Mais quoi que l’on pense de cette décision intrinsèquement politique, il est incontestable qu’elle a eu des conséquences importantes sur ce grand programme. Le rover devait déjà collecter de la roche cramoisie sur Mars depuis quelque temps; à la place, il prend la poussière dans une unité de stockage de l’ESA.

En effet, c’est le contingent russe qui devait fournir les lanceurs et l’atterrisseur nécessaires pour déployer l’engin. Le manque à gagner scientifique est donc considérable. Une situation d’autant plus frustrante que pendant ce temps, son homologue américain Perseverance s’en donne à cœur joie sur la planète voisine en enchaînant les trouvailles saisissantes.

Plusieurs pointures européennes pour rectifier le tir

Le nouveau contrat va enfin permettre de sortir le programme de son hibernation forcée. Grâce à cette équipe de choc, composée du gotha de l’aérospatiale européenne, la mission devrait enfin repartir sur la bonne voie. L’autre bonne nouvelle, c’est que selon Daniel Neuenschwander, directeur de l’exploration à l’ESA, il n’y aura pas besoin d’apporter la moindre modification au rover en lui-même. Le consortium va se charger de lui construire un écrin sur mesure.

Thales Alenia Space
La coentreprise franco-italienne Thales Alenia Space va mener l’équipe chargée de relancer le programme ExoMars. © Thales Alenia Space

Thales Alenia Space va piloter la conception d’une plateforme d’atterrissage pour remplacer le matériel russe. En parallèle, Airbus Defence and Space, qui a déjà beaucoup contribué au programme en construisant le rover, va fournir les systèmes de propulsion pour cette plateforme. Enfin, ArianeGroup va se charger du bouclier thermique du module de transport qui a été attribué à l’entreprise allemande OHB.

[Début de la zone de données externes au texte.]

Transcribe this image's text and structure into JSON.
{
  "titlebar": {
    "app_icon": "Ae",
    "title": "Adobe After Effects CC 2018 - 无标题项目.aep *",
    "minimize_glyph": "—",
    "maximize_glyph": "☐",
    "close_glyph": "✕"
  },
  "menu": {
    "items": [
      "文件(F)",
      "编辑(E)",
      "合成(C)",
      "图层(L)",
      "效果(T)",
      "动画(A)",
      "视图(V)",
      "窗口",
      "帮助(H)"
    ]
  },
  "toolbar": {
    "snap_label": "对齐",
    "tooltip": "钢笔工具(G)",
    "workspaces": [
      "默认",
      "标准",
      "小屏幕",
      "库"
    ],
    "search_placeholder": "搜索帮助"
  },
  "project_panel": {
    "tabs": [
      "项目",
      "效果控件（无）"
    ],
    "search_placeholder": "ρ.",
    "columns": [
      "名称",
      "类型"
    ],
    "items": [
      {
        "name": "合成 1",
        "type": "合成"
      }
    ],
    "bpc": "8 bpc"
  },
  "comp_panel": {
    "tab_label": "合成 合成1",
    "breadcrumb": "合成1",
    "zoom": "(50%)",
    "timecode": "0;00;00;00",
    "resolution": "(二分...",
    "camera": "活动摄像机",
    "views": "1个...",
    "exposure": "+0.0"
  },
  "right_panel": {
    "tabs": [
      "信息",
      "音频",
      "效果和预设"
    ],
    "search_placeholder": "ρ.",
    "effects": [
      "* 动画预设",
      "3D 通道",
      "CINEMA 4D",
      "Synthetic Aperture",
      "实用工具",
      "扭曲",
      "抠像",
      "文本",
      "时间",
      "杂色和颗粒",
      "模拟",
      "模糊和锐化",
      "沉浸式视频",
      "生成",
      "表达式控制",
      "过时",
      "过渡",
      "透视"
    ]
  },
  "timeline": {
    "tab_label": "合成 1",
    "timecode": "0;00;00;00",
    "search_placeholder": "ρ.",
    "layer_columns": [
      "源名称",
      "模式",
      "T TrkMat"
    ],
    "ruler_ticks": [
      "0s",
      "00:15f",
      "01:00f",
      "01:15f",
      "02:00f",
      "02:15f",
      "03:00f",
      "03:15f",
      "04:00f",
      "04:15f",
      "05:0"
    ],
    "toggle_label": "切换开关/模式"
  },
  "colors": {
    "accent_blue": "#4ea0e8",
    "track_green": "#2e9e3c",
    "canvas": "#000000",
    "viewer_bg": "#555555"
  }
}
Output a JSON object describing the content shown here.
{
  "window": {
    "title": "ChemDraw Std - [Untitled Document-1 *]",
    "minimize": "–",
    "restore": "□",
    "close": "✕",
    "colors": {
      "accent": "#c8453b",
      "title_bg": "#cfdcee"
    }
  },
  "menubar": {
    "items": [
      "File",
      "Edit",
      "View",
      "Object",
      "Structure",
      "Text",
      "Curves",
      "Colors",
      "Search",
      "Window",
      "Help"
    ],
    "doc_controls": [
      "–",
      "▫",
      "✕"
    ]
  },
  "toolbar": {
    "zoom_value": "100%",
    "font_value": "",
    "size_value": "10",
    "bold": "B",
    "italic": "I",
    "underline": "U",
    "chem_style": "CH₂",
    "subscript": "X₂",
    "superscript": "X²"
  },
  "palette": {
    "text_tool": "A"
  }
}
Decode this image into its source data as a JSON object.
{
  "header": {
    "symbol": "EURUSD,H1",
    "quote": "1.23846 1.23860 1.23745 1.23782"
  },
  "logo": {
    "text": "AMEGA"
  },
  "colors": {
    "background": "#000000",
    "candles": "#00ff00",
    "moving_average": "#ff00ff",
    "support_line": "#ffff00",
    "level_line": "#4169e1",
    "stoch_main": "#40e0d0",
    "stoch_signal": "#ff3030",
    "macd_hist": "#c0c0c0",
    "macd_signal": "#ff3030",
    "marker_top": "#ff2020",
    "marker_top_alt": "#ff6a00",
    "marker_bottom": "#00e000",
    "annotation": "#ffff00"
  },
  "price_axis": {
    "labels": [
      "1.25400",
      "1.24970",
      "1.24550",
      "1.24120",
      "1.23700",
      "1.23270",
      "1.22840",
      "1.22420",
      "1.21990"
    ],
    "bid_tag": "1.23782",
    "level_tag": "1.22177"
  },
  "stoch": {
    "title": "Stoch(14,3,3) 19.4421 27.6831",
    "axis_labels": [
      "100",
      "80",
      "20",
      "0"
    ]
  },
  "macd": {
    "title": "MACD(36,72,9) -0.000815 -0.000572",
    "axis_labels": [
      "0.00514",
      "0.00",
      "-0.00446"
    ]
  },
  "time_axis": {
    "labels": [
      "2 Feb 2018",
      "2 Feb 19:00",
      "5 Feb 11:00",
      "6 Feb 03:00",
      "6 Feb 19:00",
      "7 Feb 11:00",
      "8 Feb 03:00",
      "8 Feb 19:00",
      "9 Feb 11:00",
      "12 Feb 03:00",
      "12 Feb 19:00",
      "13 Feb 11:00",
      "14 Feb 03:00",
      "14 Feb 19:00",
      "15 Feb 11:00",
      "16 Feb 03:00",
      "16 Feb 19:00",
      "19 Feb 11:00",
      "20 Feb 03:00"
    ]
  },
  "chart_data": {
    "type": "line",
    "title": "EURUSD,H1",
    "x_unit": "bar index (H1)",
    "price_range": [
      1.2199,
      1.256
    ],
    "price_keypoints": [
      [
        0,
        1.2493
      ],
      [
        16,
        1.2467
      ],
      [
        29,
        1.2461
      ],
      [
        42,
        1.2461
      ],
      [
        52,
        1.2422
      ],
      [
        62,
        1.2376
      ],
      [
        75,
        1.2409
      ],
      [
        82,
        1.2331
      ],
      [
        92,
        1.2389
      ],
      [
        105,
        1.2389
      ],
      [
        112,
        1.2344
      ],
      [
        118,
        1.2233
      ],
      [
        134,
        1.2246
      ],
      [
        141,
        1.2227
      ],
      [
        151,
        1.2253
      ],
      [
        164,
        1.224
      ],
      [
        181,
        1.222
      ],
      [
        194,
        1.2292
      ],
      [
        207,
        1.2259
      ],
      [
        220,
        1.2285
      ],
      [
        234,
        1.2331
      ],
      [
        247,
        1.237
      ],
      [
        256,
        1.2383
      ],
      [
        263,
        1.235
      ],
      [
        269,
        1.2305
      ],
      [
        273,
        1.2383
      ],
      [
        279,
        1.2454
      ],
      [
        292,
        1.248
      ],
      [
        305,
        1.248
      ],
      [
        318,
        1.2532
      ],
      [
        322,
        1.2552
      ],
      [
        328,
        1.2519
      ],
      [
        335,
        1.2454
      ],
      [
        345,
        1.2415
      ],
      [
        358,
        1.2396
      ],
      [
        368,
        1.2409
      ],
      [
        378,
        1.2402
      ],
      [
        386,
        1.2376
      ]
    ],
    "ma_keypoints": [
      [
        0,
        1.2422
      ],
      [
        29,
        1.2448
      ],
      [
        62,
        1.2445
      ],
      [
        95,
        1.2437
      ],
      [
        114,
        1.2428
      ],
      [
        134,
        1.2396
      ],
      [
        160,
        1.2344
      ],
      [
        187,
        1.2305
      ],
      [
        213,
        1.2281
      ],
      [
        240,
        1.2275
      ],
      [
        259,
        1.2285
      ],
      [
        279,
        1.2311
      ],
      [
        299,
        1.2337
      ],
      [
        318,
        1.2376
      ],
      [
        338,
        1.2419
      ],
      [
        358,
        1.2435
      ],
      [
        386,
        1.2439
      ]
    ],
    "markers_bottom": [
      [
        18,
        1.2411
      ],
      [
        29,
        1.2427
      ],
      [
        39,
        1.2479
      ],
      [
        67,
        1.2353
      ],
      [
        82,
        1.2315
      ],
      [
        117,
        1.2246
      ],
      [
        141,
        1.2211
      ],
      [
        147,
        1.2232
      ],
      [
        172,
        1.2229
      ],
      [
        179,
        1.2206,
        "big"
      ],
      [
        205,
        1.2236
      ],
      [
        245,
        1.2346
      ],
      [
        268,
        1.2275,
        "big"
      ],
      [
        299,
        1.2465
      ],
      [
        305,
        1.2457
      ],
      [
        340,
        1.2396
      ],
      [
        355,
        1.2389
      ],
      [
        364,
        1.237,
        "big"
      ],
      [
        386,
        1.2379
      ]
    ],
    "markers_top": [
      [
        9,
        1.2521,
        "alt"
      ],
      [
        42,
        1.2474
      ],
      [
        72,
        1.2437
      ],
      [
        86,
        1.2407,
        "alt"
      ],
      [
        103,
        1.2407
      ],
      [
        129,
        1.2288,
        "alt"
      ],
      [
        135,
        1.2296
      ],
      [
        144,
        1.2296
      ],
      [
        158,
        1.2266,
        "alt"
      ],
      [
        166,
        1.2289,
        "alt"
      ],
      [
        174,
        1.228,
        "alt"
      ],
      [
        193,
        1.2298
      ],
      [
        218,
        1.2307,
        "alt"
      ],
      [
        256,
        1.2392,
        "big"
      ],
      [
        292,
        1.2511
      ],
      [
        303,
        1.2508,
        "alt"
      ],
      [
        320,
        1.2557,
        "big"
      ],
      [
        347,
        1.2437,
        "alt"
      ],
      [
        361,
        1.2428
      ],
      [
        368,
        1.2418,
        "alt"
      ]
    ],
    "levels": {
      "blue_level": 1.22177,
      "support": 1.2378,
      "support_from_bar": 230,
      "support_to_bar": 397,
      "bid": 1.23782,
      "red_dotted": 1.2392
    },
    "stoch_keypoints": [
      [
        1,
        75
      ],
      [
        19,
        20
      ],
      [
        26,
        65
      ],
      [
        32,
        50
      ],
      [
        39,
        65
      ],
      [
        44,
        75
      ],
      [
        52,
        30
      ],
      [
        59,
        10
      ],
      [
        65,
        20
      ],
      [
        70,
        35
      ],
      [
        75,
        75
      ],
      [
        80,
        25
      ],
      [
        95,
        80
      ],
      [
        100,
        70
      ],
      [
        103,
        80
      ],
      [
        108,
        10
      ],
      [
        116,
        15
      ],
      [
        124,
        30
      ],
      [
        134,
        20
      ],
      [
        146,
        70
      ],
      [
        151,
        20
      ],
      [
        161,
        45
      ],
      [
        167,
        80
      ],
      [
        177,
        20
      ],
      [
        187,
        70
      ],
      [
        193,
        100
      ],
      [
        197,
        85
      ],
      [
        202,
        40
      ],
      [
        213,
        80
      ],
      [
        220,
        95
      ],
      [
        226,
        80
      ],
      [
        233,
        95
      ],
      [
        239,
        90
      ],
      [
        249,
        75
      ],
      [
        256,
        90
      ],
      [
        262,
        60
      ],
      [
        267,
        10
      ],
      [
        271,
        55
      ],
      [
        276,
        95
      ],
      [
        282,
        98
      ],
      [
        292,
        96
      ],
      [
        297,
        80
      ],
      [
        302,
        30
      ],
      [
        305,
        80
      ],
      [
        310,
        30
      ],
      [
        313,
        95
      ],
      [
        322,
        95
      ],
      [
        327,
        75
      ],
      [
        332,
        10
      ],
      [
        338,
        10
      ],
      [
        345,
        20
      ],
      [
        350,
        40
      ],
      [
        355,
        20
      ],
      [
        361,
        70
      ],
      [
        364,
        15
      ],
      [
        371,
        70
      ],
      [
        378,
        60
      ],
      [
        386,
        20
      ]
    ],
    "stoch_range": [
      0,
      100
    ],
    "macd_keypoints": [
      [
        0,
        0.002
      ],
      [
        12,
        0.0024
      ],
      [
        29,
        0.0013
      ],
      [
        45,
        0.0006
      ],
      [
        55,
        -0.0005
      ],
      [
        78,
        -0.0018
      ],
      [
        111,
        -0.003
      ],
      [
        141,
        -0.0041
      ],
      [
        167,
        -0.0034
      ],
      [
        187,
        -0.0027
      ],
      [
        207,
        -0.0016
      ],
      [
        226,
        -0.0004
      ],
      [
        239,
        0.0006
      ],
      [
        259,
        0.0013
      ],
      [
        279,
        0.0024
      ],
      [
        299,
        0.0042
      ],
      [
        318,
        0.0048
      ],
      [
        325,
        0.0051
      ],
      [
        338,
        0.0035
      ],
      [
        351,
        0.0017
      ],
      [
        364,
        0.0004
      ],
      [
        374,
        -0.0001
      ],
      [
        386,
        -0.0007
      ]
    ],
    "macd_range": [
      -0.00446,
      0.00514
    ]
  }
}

En outre, la NASA va également donner un coup de pouce à son partenaire européen. Elle fournira deux éléments clés de la mission, à commencer par les rétropropulseurs qui permettront à tout ce matériel de se poser en douceur sur Mars. En parallèle, elle apportera aussi les RHU (Radioisotope Heating Unit), des systèmes de chauffage qui vont recycler la chaleur produite par le réacteur au plutonium du rover pour le garder au chaud pendant l’impitoyable hiver martien.

Quid du lancement ?

Reste encore une question cruciale : qui va se charger du lancement ? Instinctivement, on pense évidemment vers Ariane 6, le futur fleuron européen dont le vol inaugural est attendu très prochainement. Mais, l’ESA semble déjà avoir tiré un trait sur cette idée. Apparemment, elle envisage plutôt de faire appel à un prestataire américain pour des raisons qui n’ont pas été spécifiées. « Il y a des candidats naturels qui disposent déjà de lanceurs opérationnels capables de décoller depuis le sol américain », a déclaré Neuenschwander lors d’une conférence citée par SpaceNews.

Reste encore à savoir lesquels. Forcément, tous les regards se tournent vers SpaceX, et notamment vers sa fusée Falcon Heavy qui a déjà fait ses preuves et dispose d’une capacité de charge utile suffisante pour lancer le rover et son atterrisseur.Le cas échéant, il s’agirait d’un autre programme européen majeur lancé par l’Oncle Sam, comme le télescope chasseur de matière noire Euclid.

Mais d’autres possibilités existent, comme le Vulcan Centaur flambant neuf d’United Launch Alliance, un autre taulier de l’écosystème américain. On peut notamment citer New Glenn, le lanceur de Blue Origin qui pourrait suivre dans la foulée, après des années de galère technique.

Quoi qu’il en soit, le programme ExoMars reprend enfin des couleurs, et c’est une excellente nouvelle pour la légitimité scientifique de l’Europe. Il ne reste plus qu’à suivre l’avancement du programme en espérant que tout ce beau monde parviendra à boucler ce cahier des charges avant fin 2028, la date prévisionnelle du lancement à l’heure actuelle.